Step-by-Step Solution:
Program starts with i = 0. The condition if (i == 0) is true, so it executes goto label. Control jumps to the label inside the for loop, before any normal iteration of the loop has started. At this point k has not yet been assigned by the for initialization, but the next statement executed is k = printf("%03d", i);. printf("%03d", 0) prints the three character string 000 and returns 3, so k becomes 3. No "hi" line is printed because the printf("hi") call is above the label and is skipped due to the goto. At the end of the loop body, control reaches the k++ part of the for statement. Since k is 3, k++ makes it 4. The loop condition is then checked: k < 3 is now 4 < 3, which is false, so the loop terminates immediately.

Verification / Alternative check:
If you instrument the code with additional prints showing k at each step, you will see k being assigned 3, then incremented to 4, and the loop ending after the first iteration. Only the "000" output from the single printf is visible on the screen, confirming that this is the only output.

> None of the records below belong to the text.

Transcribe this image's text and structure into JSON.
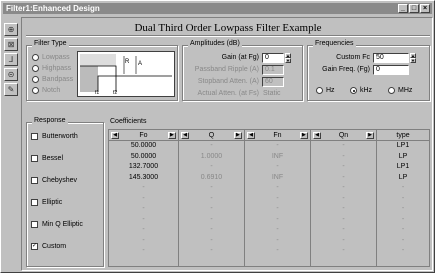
{
  "window": {
    "title": "Filter1:Enhanced Design"
  },
  "page": {
    "title": "Dual Third Order Lowpass Filter Example"
  },
  "filter_type": {
    "label": "Filter Type",
    "options": [
      "Lowpass",
      "Highpass",
      "Bandpass",
      "Notch"
    ],
    "graph_labels": {
      "f1": "f1",
      "f2": "f2",
      "r": "R",
      "a": "A"
    }
  },
  "amplitudes": {
    "label": "Amplitudes (dB)",
    "gain_label": "Gain (at Fg)",
    "gain_value": "0",
    "passband_label": "Passband Ripple (A)",
    "passband_value": "0.1",
    "stopband_label": "Stopband Atten. (A)",
    "stopband_value": "60",
    "actual_label": "Actual Atten. (at Fs)",
    "actual_value": "Static"
  },
  "frequencies": {
    "label": "Frequencies",
    "custom_label": "Custom Fc",
    "custom_value": "50",
    "gainfreq_label": "Gain Freq. (Fg)",
    "gainfreq_value": "0",
    "units": [
      "Hz",
      "kHz",
      "MHz"
    ],
    "selected_unit": "kHz"
  },
  "response": {
    "label": "Response",
    "items": [
      {
        "label": "Butterworth",
        "checked": false
      },
      {
        "label": "Bessel",
        "checked": false
      },
      {
        "label": "Chebyshev",
        "checked": false
      },
      {
        "label": "Elliptic",
        "checked": false
      },
      {
        "label": "Min Q Elliptic",
        "checked": false
      },
      {
        "label": "Custom",
        "checked": true
      }
    ]
  },
  "coefficients": {
    "label": "Coefficients",
    "headers": [
      "Fo",
      "Q",
      "Fn",
      "Qn",
      "type"
    ],
    "rows": [
      [
        "50.0000",
        "-",
        "-",
        "-",
        "LP1"
      ],
      [
        "50.0000",
        "1.0000",
        "INF",
        "-",
        "LP"
      ],
      [
        "132.7000",
        "-",
        "-",
        "-",
        "LP1"
      ],
      [
        "145.3000",
        "0.6910",
        "INF",
        "-",
        "LP"
      ],
      [
        "-",
        "-",
        "-",
        "-",
        "-"
      ],
      [
        "-",
        "-",
        "-",
        "-",
        "-"
      ],
      [
        "-",
        "-",
        "-",
        "-",
        "-"
      ],
      [
        "-",
        "-",
        "-",
        "-",
        "-"
      ],
      [
        "-",
        "-",
        "-",
        "-",
        "-"
      ],
      [
        "-",
        "-",
        "-",
        "-",
        "-"
      ],
      [
        "-",
        "-",
        "-",
        "-",
        "-"
      ]
    ]
  },
  "toolbar": {
    "icons": [
      "filter-icon",
      "chart-icon",
      "step-icon",
      "group-icon",
      "edit-icon"
    ]
  }
}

Why Other Options Are Wrong:
Option b suggests that "hi" is printed three times followed by multiple zeros, but the goto jumps directly to the label, skipping the hi printing statement entirely.
Option c describes a more complex mixture of outputs that would require several loop iterations, which do not occur because k is set to a value that terminates the loop quickly.
Option d claims no output, but the call to printf inside the loop body is executed once and prints 000.

Common Pitfalls:
Many learners assume that a for loop cannot be entered in the middle, but goto can jump into the loop body, which can be very confusing and unsafe. Another pitfall is forgetting that printf returns the number of characters printed and that assigning this to the loop variable can drastically change the loop behavior. It is generally best to avoid goto in such contexts in real code.

Final Answer:
The program executes the printf at the label exactly once and then exits the loop, so it prints 000 a single time.